Reagan was a B-list actor and by no means an intellectual, surrounded by neoconservatives and free-marketeers. Working within the context of generational forgetfulness, he set us all on a path toward deregulation and a resurgence of free-market fundamentalism. The financial meltdown in 2008 was a direct result of these policies.
Amazingly, even after the near-occurance of another Great Depression (we're instead saddled with the Great Recession, as if that's a gigantic step up from an actual depression). We're still running down the free-market-at-any-price path. Mitt Romney and his running mate Paul Ryan are living proof of this. Ryan is the chairman of the Budget Committee in the GOP-controlled House and author of a proposed federal budget that would slash social spending (and those safety nets) by some $3.3 trillion, ditch Medicare and Medicaid, all while simultaneously cutting taxes for the wealthy. Ryan is no less than the reincarnation of a free marketeer who wants to recreate the circumstances that brought us all thirty-three major economic downturns crowned by the Great Depression.
Part III: Social Darwinism
It was University of California Professor Robert Reich who recently explained would happen if Paul Ryan ever achieved a position of real power. “More than any other politician today, Paul Ryan exemplifies the Social Darwinism at the core of the today’s Republican Party.”
And what is Social Darwinism? It's a belief in the necessity of a struggle for survival where only the “fittest” survive. Here is how William Graham Sumner, the nineteenth century’s leading American spokesman for this outlook, put it: “Civilization has a simple choice. It is either liberty, inequality, survival of the fittest or not-liberty, equality, survival of the unfittest. The former carries society forward and favors all its best members; the latter carries society downwards and favors all its worst members.” This is may well be Paul Ryan’s version of the struggle between good and evil. By the way, liberty here is defined as the freedom of individuals to pursue wealth in an unfettered way.

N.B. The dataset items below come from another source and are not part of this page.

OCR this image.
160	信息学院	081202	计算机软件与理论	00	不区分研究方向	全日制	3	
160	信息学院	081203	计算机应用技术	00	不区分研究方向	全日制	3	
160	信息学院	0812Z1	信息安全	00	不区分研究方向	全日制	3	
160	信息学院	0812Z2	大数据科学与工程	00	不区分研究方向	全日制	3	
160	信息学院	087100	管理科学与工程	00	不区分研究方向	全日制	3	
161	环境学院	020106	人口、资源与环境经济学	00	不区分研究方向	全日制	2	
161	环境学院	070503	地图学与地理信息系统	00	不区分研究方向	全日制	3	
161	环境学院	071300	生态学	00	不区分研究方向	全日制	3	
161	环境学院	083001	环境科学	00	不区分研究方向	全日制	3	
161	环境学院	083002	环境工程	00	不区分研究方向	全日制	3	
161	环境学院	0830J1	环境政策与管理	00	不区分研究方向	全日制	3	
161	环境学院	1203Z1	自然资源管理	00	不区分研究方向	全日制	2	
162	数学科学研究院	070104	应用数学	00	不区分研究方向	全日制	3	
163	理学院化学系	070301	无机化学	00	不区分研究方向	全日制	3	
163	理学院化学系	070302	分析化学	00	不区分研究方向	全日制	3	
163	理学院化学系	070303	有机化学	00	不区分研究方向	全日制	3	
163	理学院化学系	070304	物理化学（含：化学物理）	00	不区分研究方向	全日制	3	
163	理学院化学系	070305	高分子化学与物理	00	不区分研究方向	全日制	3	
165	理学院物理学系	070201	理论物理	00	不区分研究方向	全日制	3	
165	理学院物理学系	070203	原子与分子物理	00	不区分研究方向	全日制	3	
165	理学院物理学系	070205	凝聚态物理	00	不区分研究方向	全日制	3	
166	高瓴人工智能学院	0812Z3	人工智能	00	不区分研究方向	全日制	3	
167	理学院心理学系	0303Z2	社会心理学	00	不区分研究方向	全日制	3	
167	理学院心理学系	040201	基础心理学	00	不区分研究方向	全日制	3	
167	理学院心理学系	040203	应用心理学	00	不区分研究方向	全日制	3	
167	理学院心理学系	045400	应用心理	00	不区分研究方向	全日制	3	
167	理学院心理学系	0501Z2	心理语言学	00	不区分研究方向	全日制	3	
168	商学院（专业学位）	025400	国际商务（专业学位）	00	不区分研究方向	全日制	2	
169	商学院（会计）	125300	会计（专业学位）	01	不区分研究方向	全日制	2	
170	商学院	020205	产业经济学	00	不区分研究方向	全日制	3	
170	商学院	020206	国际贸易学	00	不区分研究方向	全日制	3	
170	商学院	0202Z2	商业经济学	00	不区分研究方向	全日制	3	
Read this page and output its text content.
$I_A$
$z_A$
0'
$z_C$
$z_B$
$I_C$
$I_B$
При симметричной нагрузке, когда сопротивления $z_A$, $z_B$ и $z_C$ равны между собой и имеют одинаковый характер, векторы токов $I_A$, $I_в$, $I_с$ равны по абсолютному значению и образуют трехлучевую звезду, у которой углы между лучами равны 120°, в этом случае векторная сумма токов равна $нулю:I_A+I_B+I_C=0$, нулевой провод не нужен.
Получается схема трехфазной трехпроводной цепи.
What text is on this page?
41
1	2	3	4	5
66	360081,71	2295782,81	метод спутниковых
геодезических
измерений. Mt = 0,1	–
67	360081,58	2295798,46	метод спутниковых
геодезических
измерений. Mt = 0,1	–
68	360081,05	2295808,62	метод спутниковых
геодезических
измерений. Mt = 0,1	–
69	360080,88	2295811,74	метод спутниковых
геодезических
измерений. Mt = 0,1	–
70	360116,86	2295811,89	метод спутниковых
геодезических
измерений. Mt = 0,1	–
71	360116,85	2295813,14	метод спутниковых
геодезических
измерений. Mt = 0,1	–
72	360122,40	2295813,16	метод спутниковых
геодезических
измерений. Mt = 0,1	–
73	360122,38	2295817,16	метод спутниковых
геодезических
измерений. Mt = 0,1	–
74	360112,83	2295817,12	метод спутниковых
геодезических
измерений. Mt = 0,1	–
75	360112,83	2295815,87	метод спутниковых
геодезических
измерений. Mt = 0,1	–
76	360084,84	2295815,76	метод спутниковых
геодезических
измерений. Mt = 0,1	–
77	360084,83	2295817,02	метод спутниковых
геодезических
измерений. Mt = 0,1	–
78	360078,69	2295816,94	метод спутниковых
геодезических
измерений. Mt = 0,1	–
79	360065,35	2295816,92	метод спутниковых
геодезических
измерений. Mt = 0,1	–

Following this ideology, a Mitt Romney presidency, with Ryan as VP, would most likely increase the pace of deregulation and destroy what is left of the country’s safety nets. It would ultimately devastate the middle class, greatly increase the ranks of the poor and unemployed, do away with union rights, and reserve prosperity for the upper class alone. All of this will be done in the name of the liberty. And, it will be guided by an ideological paradigm that has already been proven throughout history to be disastrous.
We can speculate about popular reaction to these policies as time goes on. There will probably be eventual demonstrations in the streets. Those in power will respond with red-baiting tactics and repression against the protesting victims of their policies. But, if the electoral system works, those responsible should be cast out of office in four to eight years.
All in all it is a pretty grim picture. It was George Santayana, a philosopher with both Spanish and American roots who said that “those who cannot remember the past are condemned to repeat it.” We in the United States, so thoroughly attached to our local here and now, are certainly candidates for this fate.